Alors que le budget 2020 est toujours en discussion à l'Assemblée, Nicolas Beytout dresse un premier bilan de toutes les mesures fiscales annoncées par le gouvernement, notamment sur le pouvoir d'achat des Français.
La discussion du budget 2020 se poursuit à l’Assemblée. L’occasion d’évaluer la portée de toutes les mesures fiscales annoncées par le gouvernement.
Oui, c’est ce qu’a fait un institut de recherche indépendant, l’Institut des Politiques Publiques, qui s’est concentré sur le pouvoir d’achat des Français. Le pouvoir d’achat, c’est ce qui reste dans le portefeuille une fois payés tous les impôts et toutes les taxes. Compte tenu des baisses promises de l’impôt sur le revenu, et de la taxe d’habitation, celui-ci devrait augmenter en 2020.
Et ce sera le cas ?
Oui, pas de mauvaise surprise de ce côté-là : les baisses d’impôts font leur effet. Mais le plus intéressant, c’est de regarder pour qui le pouvoir d’achat augmente le plus. Pour une fois, ce sont les classes moyennes qui touchent les dividendes de cette politique. Et parmi elles, ce sont les classes moyennes supérieures qui s’en tirent le mieux.
Les classes moyennes supérieures, c’est-à-dire, concrètement ?
Les ménages qui gagnent environ 2.500 à 3.000 euros par mois. Jusqu’alors, ils tombaient toujours dans la trappe fiscale. On disait qu’ils étaient trop riches pour recevoir des aides, et trop pauvres pour bénéficier des baisses d’impôt, par exemple l’ISF. Ils étaient trop riches pour avoir la cantine des enfants gratuite, trop riches pour profiter de la prime d’activité, mais trop pauvres pour engranger une baisse de la fiscalité sur le patrimoine. Cette fois, et c’est suffisamment rare pour être noté, ces ménages aisés, souvent des cadres, ont été davantage soignés.
Et comme vous pouvez l’imaginer, ceci n’est pas neutre politiquement : c’est dans ces catégories socio-professionnelles que se situe une bonne partie de l’électorat d’Emmanuel Macron.

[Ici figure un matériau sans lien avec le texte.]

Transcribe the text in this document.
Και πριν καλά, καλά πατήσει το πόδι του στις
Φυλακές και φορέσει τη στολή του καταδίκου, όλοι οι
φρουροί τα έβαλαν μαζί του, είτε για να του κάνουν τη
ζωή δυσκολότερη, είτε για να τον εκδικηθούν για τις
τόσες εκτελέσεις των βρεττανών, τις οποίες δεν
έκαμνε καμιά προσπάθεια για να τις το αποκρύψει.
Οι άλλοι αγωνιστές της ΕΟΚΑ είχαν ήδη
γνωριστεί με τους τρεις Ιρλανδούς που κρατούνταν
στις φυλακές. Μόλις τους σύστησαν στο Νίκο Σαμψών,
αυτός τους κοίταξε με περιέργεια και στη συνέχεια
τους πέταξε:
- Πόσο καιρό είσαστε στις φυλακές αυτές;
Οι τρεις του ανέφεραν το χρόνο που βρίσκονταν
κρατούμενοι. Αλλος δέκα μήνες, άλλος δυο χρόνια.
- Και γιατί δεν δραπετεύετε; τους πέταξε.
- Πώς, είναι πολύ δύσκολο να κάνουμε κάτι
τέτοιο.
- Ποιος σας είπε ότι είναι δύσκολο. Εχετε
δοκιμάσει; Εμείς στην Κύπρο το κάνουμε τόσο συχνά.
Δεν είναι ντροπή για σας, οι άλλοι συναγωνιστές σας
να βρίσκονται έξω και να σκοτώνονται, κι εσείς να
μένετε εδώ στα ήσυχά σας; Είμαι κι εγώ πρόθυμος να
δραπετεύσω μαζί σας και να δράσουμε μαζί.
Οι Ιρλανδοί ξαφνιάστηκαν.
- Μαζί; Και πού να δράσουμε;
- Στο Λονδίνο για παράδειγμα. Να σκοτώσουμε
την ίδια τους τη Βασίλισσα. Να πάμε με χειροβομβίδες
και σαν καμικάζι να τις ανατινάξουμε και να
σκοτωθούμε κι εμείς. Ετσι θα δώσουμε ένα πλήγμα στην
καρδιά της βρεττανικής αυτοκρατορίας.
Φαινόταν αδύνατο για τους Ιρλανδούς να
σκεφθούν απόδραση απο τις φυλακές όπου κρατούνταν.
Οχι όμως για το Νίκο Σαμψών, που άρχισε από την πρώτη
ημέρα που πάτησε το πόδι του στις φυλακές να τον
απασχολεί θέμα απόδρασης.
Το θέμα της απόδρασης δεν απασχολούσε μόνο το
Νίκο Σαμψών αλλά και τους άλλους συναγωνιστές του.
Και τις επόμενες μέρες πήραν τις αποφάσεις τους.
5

Cette bonne vendange pour les classes moyennes, c’est l’effet "gilets jaunes", j’imagine ?
Absolument : défiscalisation des heures supplémentaires, baisse de l’impôt sur le revenu. On est pile dans la cible. C’est bien joué, et plus encore si on regarde ce qui va se passer pour les ménages les plus riches. Leur pouvoir d’achat va augmenter, lui aussi, mais en proportion presque deux fois moins que pour les autres. Cette fois, Macron ne pourra pas être taxé de "Président des riches".
Et pour les Français les plus modestes ?
C’est plus compliqué : ils ne payent pas d’impôt sur le revenu, pas non plus de taxe d’habitation. Leur pouvoir d’achat, c’est donc ce qui reste après qu’ils ont touché des aides, les allocations logement ou le RSA, par exemple. Il augmente, mais moins que pour les classes moyennes. Priorité à ceux qui travaillent, comme le dit le ministre des Finances, Bruno Le Maire. Là aussi, c’est un choix très politique qu’assume à juste titre le gouvernement. Désormais, c’est priorité à ceux qu’on pourrait appeler les milieux de cordée.